McGiverGim commented 4 years ago

All is ok for me. It seems that my cpu is maybe a little bigger (maybe 1%) but I don't know if this can be addressed or where the origin is.

McGiverGim commented 4 years ago

After two days os testing, all seems stable but I see my memory a little high. The home assistant docker is taking more than 400M. It has been taken more memory slowly. The memory total is about 50% (Raspberry Pi 2Gb).

image

Usually I had less memory used, but I'm always changing things, so maybe is simply normal but I comment about this here to see if more people has noticed something. As I say it seems stable and I have no problems.

Gunth commented 4 years ago

Yes, it seems that i have the same issue, memory and swap is growing to 100% for both after 2 days on my RPi3b+

eddetollenaer commented 4 years ago

I have the same problem. I see a clear increase of memory usage every hour during the night when not much is going on rather than one automation that determines the max day temperature every 15 minutes. I already set the recorder to only record the automations and two sensors because the recorder send to eat up a lot of memory.

D94C92AD-B0B4-41A4-8D05-BFA3A535FBC9

bullshitduckdnsaccount commented 4 years ago

I had this same issue as well, starting in 0.108.0 and the changes in 0.108.6 did fix it for me.

The issue then returned in 0.109.0 and has consisted through 0.110.x. Both CPU and RAM will creep up and then eventually bring HA to a standstill until rebooted.

norbertomartins commented 4 years ago

I have the version 0.110.3 and have the same issue. I created a trigger to reboot if memory is below 110 for more than 2 minutes. Sometimes this occurs during the night.

homeassistant_low_memory

andriej commented 4 years ago

Ain't it google backup addon doing it's job?

bdraco commented 4 years ago

Please post a py-spy recording https://github.com/benfred/py-spy

py-spy record --pid 200 --output issue33866.svg --duration 120

You'll have to change the pid to your local instance's pid.

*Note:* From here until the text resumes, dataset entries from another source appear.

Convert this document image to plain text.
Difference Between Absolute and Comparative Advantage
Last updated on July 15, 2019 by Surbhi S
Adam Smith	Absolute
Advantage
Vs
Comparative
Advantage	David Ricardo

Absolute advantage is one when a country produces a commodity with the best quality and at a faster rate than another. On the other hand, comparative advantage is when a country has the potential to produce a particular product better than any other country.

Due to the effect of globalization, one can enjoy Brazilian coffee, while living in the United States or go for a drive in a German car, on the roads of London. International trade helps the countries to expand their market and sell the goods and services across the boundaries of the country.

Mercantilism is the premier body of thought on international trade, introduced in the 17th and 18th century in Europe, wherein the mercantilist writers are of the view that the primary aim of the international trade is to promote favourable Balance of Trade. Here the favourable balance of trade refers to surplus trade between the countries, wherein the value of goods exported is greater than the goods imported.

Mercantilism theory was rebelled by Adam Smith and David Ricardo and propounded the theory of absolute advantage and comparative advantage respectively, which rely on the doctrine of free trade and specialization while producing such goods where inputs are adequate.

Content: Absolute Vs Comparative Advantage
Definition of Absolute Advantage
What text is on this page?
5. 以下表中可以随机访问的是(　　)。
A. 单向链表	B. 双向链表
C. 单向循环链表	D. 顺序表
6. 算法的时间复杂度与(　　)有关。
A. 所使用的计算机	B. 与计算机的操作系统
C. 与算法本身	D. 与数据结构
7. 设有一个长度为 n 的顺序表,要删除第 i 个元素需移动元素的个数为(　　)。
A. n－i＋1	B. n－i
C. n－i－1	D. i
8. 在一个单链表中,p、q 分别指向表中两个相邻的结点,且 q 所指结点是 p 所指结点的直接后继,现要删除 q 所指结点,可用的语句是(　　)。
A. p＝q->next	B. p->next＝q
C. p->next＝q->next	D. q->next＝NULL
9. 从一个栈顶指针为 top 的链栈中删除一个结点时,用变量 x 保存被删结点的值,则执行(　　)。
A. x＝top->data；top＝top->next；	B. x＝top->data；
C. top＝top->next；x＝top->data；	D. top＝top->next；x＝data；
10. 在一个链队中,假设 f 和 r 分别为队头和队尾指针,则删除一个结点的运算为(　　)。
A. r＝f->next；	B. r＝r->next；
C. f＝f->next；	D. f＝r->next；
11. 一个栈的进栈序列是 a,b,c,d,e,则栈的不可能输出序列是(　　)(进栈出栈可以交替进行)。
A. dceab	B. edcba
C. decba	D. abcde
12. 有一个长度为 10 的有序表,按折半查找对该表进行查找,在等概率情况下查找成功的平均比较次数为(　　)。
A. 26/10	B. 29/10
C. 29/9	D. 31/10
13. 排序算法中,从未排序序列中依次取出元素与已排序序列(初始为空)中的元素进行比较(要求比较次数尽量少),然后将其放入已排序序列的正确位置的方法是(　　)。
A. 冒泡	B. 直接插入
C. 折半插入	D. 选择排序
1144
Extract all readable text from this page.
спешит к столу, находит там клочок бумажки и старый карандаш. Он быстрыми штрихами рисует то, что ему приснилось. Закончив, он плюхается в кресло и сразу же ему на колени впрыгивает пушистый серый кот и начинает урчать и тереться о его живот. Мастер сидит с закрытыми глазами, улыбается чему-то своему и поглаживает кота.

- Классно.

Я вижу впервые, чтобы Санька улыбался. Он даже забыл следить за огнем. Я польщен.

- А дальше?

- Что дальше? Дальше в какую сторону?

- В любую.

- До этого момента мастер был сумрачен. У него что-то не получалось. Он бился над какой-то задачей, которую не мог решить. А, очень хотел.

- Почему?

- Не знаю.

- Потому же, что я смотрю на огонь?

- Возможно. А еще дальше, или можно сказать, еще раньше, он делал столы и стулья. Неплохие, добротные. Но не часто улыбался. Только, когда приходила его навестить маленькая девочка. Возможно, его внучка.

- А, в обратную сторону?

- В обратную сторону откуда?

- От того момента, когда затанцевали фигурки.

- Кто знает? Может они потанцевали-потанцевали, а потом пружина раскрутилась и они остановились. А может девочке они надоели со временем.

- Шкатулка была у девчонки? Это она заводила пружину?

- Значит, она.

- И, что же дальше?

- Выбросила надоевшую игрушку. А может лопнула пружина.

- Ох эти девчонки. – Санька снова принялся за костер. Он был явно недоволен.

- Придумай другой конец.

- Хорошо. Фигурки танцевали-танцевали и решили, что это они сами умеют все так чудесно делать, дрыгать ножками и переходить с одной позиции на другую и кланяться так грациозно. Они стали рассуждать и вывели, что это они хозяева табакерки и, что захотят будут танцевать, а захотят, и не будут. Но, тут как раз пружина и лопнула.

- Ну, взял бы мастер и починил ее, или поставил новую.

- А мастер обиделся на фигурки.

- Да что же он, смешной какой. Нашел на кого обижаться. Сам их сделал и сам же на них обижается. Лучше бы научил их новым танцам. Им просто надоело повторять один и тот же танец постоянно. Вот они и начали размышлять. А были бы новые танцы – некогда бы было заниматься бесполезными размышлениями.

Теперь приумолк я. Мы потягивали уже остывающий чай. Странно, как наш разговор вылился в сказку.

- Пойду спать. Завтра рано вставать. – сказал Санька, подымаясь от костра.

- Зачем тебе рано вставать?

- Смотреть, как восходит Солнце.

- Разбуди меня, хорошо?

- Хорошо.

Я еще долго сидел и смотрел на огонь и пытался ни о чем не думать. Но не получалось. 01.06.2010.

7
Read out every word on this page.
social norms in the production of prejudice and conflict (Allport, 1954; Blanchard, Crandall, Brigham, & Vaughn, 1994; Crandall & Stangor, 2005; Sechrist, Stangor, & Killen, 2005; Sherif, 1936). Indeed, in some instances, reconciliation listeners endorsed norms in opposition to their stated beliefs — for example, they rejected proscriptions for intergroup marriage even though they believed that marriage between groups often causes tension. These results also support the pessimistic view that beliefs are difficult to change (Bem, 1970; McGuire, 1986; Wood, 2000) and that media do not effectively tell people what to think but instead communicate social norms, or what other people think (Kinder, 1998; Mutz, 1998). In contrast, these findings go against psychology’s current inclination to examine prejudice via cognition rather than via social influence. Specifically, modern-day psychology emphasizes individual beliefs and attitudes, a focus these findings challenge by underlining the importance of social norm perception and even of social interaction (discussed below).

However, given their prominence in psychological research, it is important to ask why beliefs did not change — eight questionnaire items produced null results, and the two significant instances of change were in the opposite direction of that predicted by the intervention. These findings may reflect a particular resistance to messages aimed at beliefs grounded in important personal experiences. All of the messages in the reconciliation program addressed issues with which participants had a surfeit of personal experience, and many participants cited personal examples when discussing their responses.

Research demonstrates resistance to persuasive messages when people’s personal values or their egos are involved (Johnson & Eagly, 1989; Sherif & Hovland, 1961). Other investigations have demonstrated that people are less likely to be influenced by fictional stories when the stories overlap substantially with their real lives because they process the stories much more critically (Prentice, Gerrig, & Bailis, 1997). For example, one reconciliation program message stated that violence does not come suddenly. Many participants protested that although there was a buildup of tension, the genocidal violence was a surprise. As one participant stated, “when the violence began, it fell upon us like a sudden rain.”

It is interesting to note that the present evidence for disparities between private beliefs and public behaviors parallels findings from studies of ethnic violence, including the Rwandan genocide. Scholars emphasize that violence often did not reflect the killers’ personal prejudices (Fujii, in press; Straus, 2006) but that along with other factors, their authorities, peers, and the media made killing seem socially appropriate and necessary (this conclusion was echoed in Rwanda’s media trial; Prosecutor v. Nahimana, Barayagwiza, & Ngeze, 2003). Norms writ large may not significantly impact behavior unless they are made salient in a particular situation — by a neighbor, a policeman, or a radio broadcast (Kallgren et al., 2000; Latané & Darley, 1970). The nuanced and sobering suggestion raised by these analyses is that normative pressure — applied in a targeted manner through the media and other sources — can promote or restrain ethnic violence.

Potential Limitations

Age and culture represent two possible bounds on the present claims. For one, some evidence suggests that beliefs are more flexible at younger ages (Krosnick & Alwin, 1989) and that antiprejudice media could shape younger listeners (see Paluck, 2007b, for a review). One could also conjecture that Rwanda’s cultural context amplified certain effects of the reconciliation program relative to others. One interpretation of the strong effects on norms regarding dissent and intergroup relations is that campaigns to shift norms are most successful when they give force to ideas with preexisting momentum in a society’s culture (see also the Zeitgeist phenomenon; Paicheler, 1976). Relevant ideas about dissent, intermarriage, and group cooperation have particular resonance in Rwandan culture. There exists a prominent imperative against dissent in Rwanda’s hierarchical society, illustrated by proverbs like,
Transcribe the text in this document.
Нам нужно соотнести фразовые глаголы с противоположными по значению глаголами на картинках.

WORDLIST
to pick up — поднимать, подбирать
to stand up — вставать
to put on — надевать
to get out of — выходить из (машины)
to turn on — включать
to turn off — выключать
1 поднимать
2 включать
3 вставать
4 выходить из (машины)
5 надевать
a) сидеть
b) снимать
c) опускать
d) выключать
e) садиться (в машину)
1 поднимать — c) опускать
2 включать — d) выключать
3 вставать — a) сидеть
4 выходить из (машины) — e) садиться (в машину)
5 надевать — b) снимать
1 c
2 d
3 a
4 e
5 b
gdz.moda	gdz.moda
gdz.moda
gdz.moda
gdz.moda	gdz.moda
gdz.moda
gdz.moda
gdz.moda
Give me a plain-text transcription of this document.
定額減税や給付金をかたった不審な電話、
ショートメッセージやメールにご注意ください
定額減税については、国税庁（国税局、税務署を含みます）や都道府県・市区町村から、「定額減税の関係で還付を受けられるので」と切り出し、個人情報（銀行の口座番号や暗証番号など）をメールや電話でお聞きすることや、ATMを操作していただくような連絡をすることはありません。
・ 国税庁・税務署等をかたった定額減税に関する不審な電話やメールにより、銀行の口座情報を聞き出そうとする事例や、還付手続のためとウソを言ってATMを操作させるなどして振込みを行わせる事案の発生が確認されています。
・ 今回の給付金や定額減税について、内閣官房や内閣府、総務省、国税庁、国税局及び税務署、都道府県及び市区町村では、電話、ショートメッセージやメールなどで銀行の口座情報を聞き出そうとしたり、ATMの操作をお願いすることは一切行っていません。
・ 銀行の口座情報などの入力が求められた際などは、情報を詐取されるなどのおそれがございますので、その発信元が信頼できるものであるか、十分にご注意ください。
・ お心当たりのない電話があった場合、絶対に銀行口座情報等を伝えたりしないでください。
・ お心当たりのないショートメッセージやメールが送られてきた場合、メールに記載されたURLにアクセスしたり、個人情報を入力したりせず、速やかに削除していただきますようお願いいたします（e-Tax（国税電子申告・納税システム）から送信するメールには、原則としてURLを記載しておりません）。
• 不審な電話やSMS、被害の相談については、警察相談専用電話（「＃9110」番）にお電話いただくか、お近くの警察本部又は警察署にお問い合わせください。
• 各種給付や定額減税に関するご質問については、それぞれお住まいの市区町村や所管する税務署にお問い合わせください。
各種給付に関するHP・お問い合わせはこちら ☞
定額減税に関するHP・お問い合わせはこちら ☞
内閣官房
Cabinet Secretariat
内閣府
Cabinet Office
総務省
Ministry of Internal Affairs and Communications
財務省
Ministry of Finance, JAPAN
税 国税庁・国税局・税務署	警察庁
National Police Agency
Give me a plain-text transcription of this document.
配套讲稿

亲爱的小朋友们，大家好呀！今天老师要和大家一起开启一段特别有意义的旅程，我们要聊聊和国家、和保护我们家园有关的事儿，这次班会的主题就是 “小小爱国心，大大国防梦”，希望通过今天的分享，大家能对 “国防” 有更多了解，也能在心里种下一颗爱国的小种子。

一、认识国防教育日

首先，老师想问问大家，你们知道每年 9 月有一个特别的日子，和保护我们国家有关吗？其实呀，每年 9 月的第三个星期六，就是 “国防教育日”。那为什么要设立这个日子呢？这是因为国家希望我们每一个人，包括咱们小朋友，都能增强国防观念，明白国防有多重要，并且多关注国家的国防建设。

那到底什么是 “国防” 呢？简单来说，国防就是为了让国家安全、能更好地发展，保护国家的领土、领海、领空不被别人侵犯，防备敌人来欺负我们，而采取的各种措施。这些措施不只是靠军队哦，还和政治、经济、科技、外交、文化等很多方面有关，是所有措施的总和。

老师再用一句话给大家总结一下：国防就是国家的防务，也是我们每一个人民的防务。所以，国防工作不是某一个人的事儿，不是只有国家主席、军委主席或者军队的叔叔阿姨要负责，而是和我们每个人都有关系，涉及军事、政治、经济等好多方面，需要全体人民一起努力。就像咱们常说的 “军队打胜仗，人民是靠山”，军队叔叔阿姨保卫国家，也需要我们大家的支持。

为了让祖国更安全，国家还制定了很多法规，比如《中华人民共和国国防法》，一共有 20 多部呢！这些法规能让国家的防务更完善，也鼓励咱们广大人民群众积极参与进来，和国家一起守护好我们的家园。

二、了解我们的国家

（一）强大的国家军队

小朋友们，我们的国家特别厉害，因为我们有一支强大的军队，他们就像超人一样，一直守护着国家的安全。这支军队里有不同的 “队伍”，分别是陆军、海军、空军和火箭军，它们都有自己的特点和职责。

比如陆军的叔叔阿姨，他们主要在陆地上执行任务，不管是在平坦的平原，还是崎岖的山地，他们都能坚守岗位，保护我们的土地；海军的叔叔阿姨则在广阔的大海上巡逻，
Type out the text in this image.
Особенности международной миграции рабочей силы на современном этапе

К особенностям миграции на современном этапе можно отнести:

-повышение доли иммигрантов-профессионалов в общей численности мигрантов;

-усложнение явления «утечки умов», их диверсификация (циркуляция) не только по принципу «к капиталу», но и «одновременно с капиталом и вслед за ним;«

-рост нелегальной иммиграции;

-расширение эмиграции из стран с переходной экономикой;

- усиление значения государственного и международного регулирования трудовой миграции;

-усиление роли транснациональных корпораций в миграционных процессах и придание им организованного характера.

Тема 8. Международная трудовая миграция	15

stale[bot] commented 4 years ago

There hasn't been any activity on this issue recently. Due to the high number of incoming GitHub notifications, we have to clean some of the old issues, as many of them have already been resolved with the latest updates. Please make sure to update to the latest Home Assistant version and check if that solves the issue. Let us know if that works for you by adding a comment 👍 This issue now has been marked as stale and will be closed if no further activity occurs. Thank you for your contributions.